Так, именно близость к Индии, Китаю, Ирану и России открывает для каждой республики региона широкий выбор различных опций для реализации собственных транспортно-логистических и торговых задач, позволяет налаживать партнерские контакты не только в политике, но и в экономике и международных финансах. Отдельная выгода от уникального территориального расположения региона возникает и в вопросах формирования различных коалиций, призванных оказывать содействие сохранению политической и социально-экономической безопасности.

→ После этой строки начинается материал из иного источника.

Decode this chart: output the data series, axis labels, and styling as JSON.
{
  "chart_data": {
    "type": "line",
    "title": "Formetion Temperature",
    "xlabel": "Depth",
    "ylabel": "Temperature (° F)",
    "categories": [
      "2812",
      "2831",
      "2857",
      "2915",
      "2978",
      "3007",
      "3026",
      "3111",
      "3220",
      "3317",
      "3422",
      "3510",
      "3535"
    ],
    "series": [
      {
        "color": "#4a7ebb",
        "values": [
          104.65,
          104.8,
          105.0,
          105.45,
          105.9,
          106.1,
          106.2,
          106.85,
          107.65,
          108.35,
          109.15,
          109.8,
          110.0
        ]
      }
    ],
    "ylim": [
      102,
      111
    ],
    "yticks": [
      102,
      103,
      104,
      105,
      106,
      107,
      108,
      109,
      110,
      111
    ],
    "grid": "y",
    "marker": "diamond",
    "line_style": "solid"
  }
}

Вместе с тем, как уже было упомянуто ранее, уникальность Центрально-Азиатского региона привлекала серьезное внимание и множества внерегиональных влиятельных лидеров. Наиболее показательным в преломлении данного тезиса примером может послужить активность Турции, предпринимающей все возможные действия с целью создания политического единства с рядом тюркоызячных государств, в числе которых Киргизия, Казахстан, Узбекистан и Туркменистан.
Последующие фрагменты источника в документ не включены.